I hope you will enjoy seeing how I make them in moving image and that you will try them at home. And, most importantly – that you will enjoy!
Malin x
Beetroot and Pear on Horseradish Cashew Spread
Makes 4
INGREDIENTS:
Beetroot carpaccio:
2 small beetroot
1 tbsp extra virgin olive oil
1 tbsp lemon juice
Salt, to taste
Cashew spread:
0,5 cup cashew nuts, soaked
2 tbsp grated horseradish
3 tbsp vegan unsweetened yogurt/creme fresh
1 tbsp lemon juice
Salt and black pepper, to taste
Other ingredients:
4 slices of rye bread
Pear slices
Cress microgreens
Fresh thyme leaves
METHOD:
Preheat the oven to 200 degrees C with the fan assist function on if possible.
Scrub the beetroot clean in some water and then cut off both ends. Wrap each beet in some tin foil and place them on a small oven proof dish.
Roast the beets in the oven for 45-60 minute or until just tender. Then allow to cool.
In the meantime drain and rinse the soaked cashews. Transfer them to a small food processor bowl equipped with an s-blade.
Add remaining ingredients for the cashew spread to the food processor bowl as well and then blend until as smooth as possible. Taste and adjust the seasoning. Store in the fridge until you are ready to assemble the sandwiches.
Once the beetroot has cooled down remove the tin foil and slice the beets as finely as you can.
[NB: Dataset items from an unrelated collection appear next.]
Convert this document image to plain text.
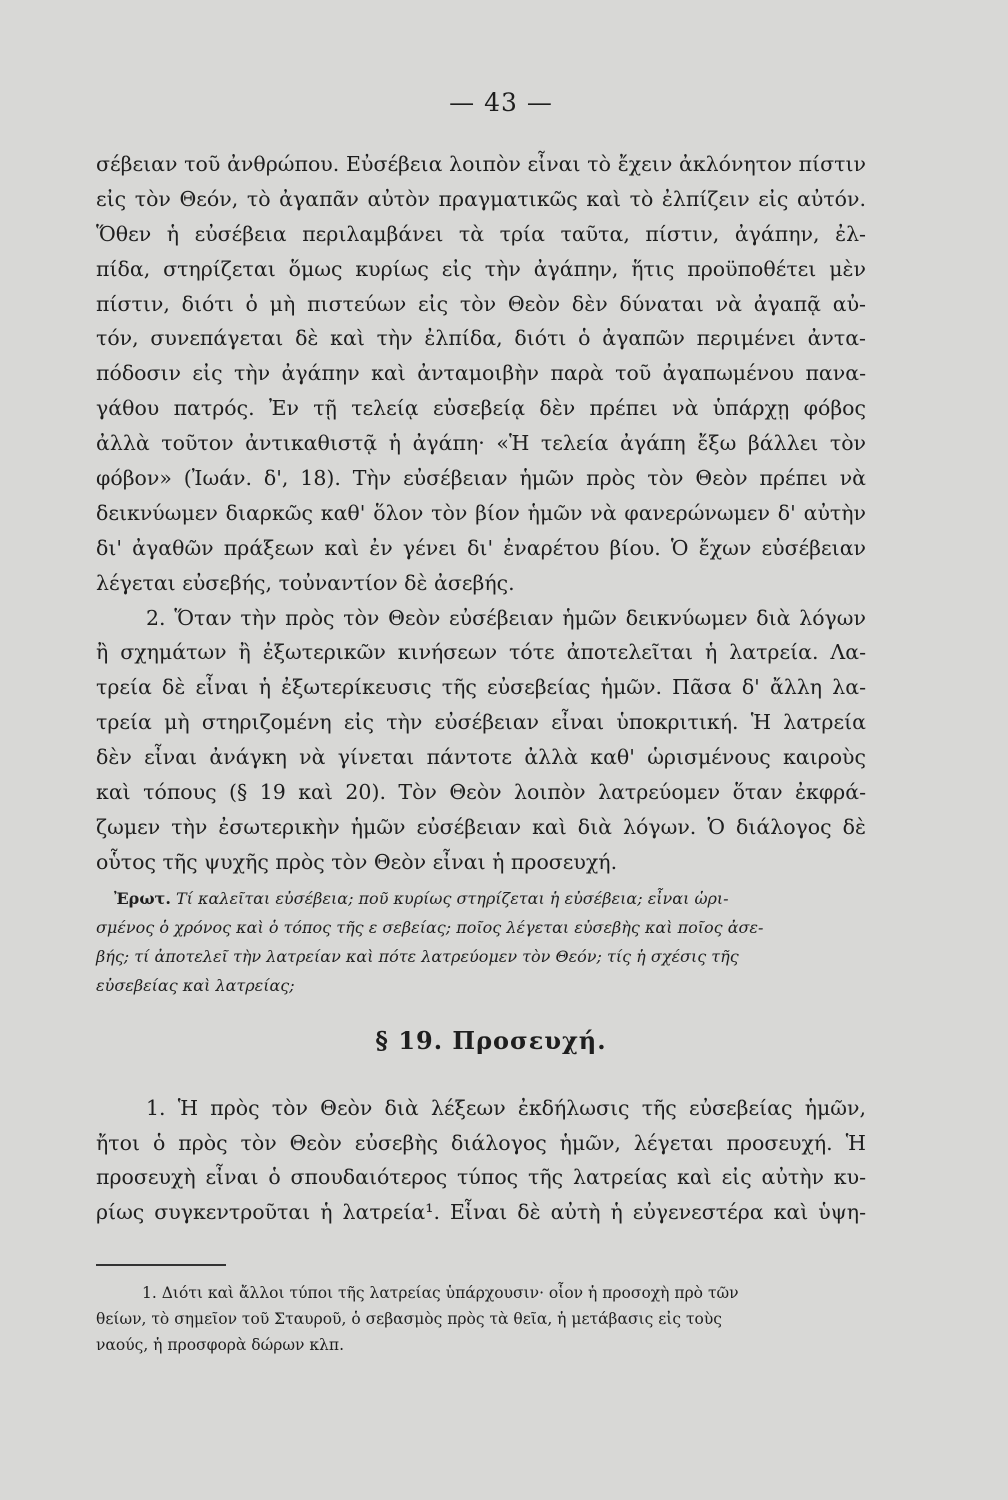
— 43 —
σέβειαν τοῦ ἀνθρώπου. Εὐσέβεια λοιπὸν εἶναι τὸ ἔχειν ἀκλόνητον πίστιν
εἰς τὸν Θεόν, τὸ ἀγαπᾶν αὐτὸν πραγματικῶς καὶ τὸ ἐλπίζειν εἰς αὐτόν.
Ὅθεν ἡ εὐσέβεια περιλαμβάνει τὰ τρία ταῦτα, πίστιν, ἀγάπην, ἐλ-
πίδα, στηρίζεται ὅμως κυρίως εἰς τὴν ἀγάπην, ἥτις προϋποθέτει μὲν
πίστιν, διότι ὁ μὴ πιστεύων εἰς τὸν Θεὸν δὲν δύναται νὰ ἀγαπᾷ αὐ-
τόν, συνεπάγεται δὲ καὶ τὴν ἐλπίδα, διότι ὁ ἀγαπῶν περιμένει ἀντα-
πόδοσιν εἰς τὴν ἀγάπην καὶ ἀνταμοιβὴν παρὰ τοῦ ἀγαπωμένου πανα-
γάθου πατρός. Ἐν τῇ τελείᾳ εὐσεβείᾳ δὲν πρέπει νὰ ὑπάρχῃ φόβος
ἀλλὰ τοῦτον ἀντικαθιστᾷ ἡ ἀγάπη· «Ἡ τελεία ἀγάπη ἔξω βάλλει τὸν
φόβον» (Ἰωάν. δ', 18). Τὴν εὐσέβειαν ἡμῶν πρὸς τὸν Θεὸν πρέπει νὰ
δεικνύωμεν διαρκῶς καθ' ὅλον τὸν βίον ἡμῶν νὰ φανερώνωμεν δ' αὐτὴν
δι' ἀγαθῶν πράξεων καὶ ἐν γένει δι' ἐναρέτου βίου. Ὁ ἔχων εὐσέβειαν
λέγεται εὐσεβής, τοὐναντίον δὲ ἀσεβής.
2. Ὅταν τὴν πρὸς τὸν Θεὸν εὐσέβειαν ἡμῶν δεικνύωμεν διὰ λόγων
ἢ σχημάτων ἢ ἐξωτερικῶν κινήσεων τότε ἀποτελεῖται ἡ λατρεία. Λα-
τρεία δὲ εἶναι ἡ ἐξωτερίκευσις τῆς εὐσεβείας ἡμῶν. Πᾶσα δ' ἄλλη λα-
τρεία μὴ στηριζομένη εἰς τὴν εὐσέβειαν εἶναι ὑποκριτική. Ἡ λατρεία
δὲν εἶναι ἀνάγκη νὰ γίνεται πάντοτε ἀλλὰ καθ' ὡρισμένους καιροὺς
καὶ τόπους (§ 19 καὶ 20). Τὸν Θεὸν λοιπὸν λατρεύομεν ὅταν ἐκφρά-
ζωμεν τὴν ἐσωτερικὴν ἡμῶν εὐσέβειαν καὶ διὰ λόγων. Ὁ διάλογος δὲ
οὗτος τῆς ψυχῆς πρὸς τὸν Θεὸν εἶναι ἡ προσευχή.
Ἐρωτ. Τί καλεῖται εὐσέβεια; ποῦ κυρίως στηρίζεται ἡ εὐσέβεια; εἶναι ὡρι-
σμένος ὁ χρόνος καὶ ὁ τόπος τῆς ε σεβείας; ποῖος λέγεται εὐσεβὴς καὶ ποῖος ἀσε-
βής; τί ἀποτελεῖ τὴν λατρείαν καὶ πότε λατρεύομεν τὸν Θεόν; τίς ἡ σχέσις τῆς
εὐσεβείας καὶ λατρείας;
§ 19. Προσευχή.
1. Ἡ πρὸς τὸν Θεὸν διὰ λέξεων ἐκδήλωσις τῆς εὐσεβείας ἡμῶν,
ἤτοι ὁ πρὸς τὸν Θεὸν εὐσεβὴς διάλογος ἡμῶν, λέγεται προσευχή. Ἡ
προσευχὴ εἶναι ὁ σπουδαιότερος τύπος τῆς λατρείας καὶ εἰς αὐτὴν κυ-
ρίως συγκεντροῦται ἡ λατρεία¹. Εἶναι δὲ αὐτὴ ἡ εὐγενεστέρα καὶ ὑψη-
1. Διότι καὶ ἄλλοι τύποι τῆς λατρείας ὑπάρχουσιν· οἷον ἡ προσοχὴ πρὸ τῶν
θείων, τὸ σημεῖον τοῦ Σταυροῦ, ὁ σεβασμὸς πρὸς τὰ θεῖα, ἡ μετάβασις εἰς τοὺς
ναούς, ἡ προσφορὰ δώρων κλπ.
Place the slices in a bowl along with the lemon juice and oil. Season with salt and toss to coat.
Now you are ready to assemble the sandwiches so lay out your rye bread and spread the cashew mixture onto each slice. Then top with the beetroot, I like to create some height in this step by folding the beetroot in on itself but be creative and arrange the way you like.
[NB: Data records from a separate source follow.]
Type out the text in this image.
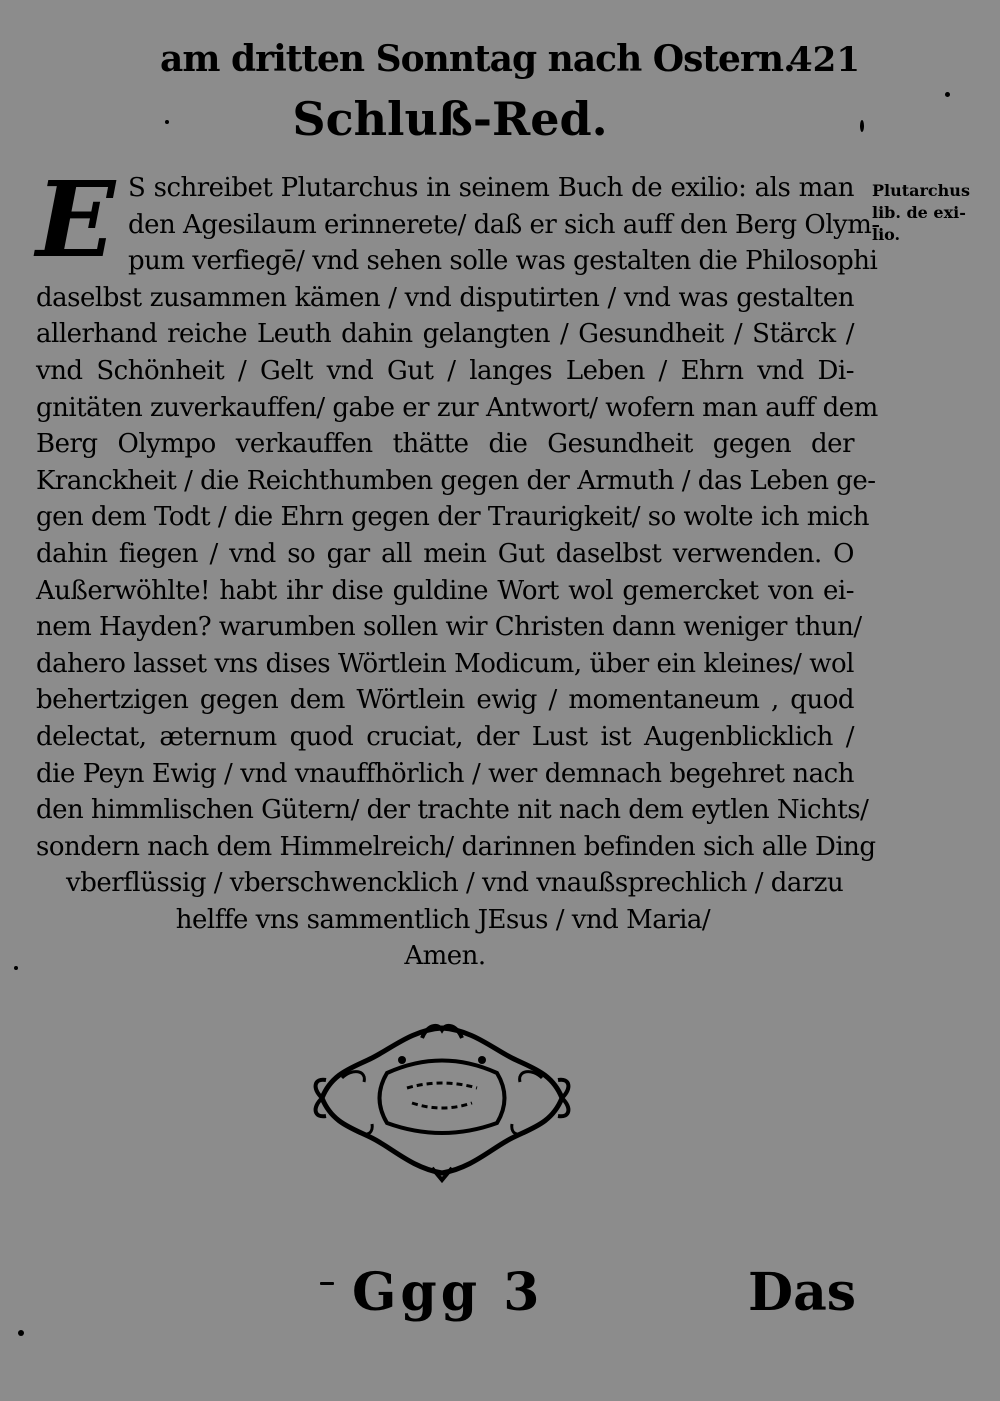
am dritten Sonntag nach Ostern.
421
Schluß-Red.
Plutarchus
lib. de exi-
lio.
E S schreibet Plutarchus in seinem Buch de exilio: als man
den Agesilaum erinnerete/ daß er sich auff den Berg Olym-
pum verfiegē/ vnd sehen solle was gestalten die Philosophi
daselbst zusammen kämen / vnd disputirten / vnd was gestalten
allerhand reiche Leuth dahin gelangten / Gesundheit / Stärck /
vnd Schönheit / Gelt vnd Gut / langes Leben / Ehrn vnd Di-
gnitäten zuverkauffen/ gabe er zur Antwort/ wofern man auff dem
Berg Olympo verkauffen thätte die Gesundheit gegen der
Kranckheit / die Reichthumben gegen der Armuth / das Leben ge-
gen dem Todt / die Ehrn gegen der Traurigkeit/ so wolte ich mich
dahin fiegen / vnd so gar all mein Gut daselbst verwenden. O
Außerwöhlte! habt ihr dise guldine Wort wol gemercket von ei-
nem Hayden? warumben sollen wir Christen dann weniger thun/
dahero lasset vns dises Wörtlein Modicum, über ein kleines/ wol
behertzigen gegen dem Wörtlein ewig / momentaneum , quod
delectat, æternum quod cruciat, der Lust ist Augenblicklich /
die Peyn Ewig / vnd vnauffhörlich / wer demnach begehret nach
den himmlischen Gütern/ der trachte nit nach dem eytlen Nichts/
sondern nach dem Himmelreich/ darinnen befinden sich alle Ding
vberflüssig / vberschwencklich / vnd vnaußsprechlich / darzu
helffe vns sammentlich JEsus / vnd Maria/
Amen.
Ggg 3	Das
Also top each slice with some pear slices for sweetness as well as cress microgreens and fresh thyme leaves for some interest.
Serve immediately for best result.
Mushroom Ceviche and Crispy Onions on Avocado Crema
Serves 6
INGREDIENTS:
Mushroom ceviche:
150 g oyster mushrooms
0,5 cup finely chopped tomato
0,3 cup finely chopped coriander
0,5 small red onion, finely chopped
Finely chopped chili pepper, to taste
6 tbsp lime juice
1 tbsp avocado oil or other neutral tasting oil
0,5-1 tsp salt
Avocado crema:
2 small avocados
0,25 cup vegan unsweetened greek yogurt
1 tbsp lemon juice
0,5 tsp garlic powder
Salt, to taste
Other ingredients:
6 slices of rye bread
Crispy onions
Fresh coriander, optional
Finely chopped chili pepper, optional
METHOD:
To make the ceviche pull the oyster mushrooms apart to make them into small pieces and transfer to a mixing bowl with the chopped tomatoes, coriander, onion and chili.
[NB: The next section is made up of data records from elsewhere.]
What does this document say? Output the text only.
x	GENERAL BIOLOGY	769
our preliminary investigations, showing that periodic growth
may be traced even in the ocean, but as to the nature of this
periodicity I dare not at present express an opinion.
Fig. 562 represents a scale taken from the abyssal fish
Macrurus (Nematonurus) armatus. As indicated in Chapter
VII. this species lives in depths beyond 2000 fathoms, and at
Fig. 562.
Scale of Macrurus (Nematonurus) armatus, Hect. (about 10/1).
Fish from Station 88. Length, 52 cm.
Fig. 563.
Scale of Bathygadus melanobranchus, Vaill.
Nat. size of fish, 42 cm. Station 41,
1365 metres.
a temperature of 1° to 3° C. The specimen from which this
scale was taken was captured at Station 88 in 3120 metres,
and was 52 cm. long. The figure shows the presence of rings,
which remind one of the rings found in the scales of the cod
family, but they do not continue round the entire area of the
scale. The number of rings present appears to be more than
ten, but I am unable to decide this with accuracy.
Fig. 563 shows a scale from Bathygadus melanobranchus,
Pour the lime juice and olive oil over the mushrooms and vegetables and season generously with salt. Toss to coat, cover and leave to marinate in the fridge for at least 1-2 hours.
When you are closer to serving combine all the ingredients for the avocado crema in a bowl suitable for mixing with a stick blender and mix until smooth.
Spread the avocado crema onto the slices of rye bread and top with the ceviche. Sprinkle with crispy onions and more fresh coriander and chili if you wish.
Enjoy immediately for best results.
Scandinavian Potato Sandwich with Cream Cheese and Capers
Serves 4
INGREDIENTS:
Zesty cream cheese:
150 g vegan cream cheese
0,5 lemon, zest only
0,25 tsp garlic powder
Salt, to taste
Other ingredients:
4 slices of rye bread
2-3 small boiled potatoes
Sea salt flakes
Finely chopped red onion
Whole capers
Dill fronds
METHOD:
Combine the vegan cream cheese with the lemon zest and garlic powder and mix until well combined. Set aside in the fridge for 30 minutes to allow the flavours to settle.
Once ready to assemble spread the cream cheese onto the slices of rye bread. Slice the boiled and cool potatoes into relatively thin slices and add about 5 or 6 slices to each sandwich. Season the potato with sea salt flakes.
Top with a generous pinch of the red onion and about 10 capers per slice. Finish with dainty dill fronds to taste.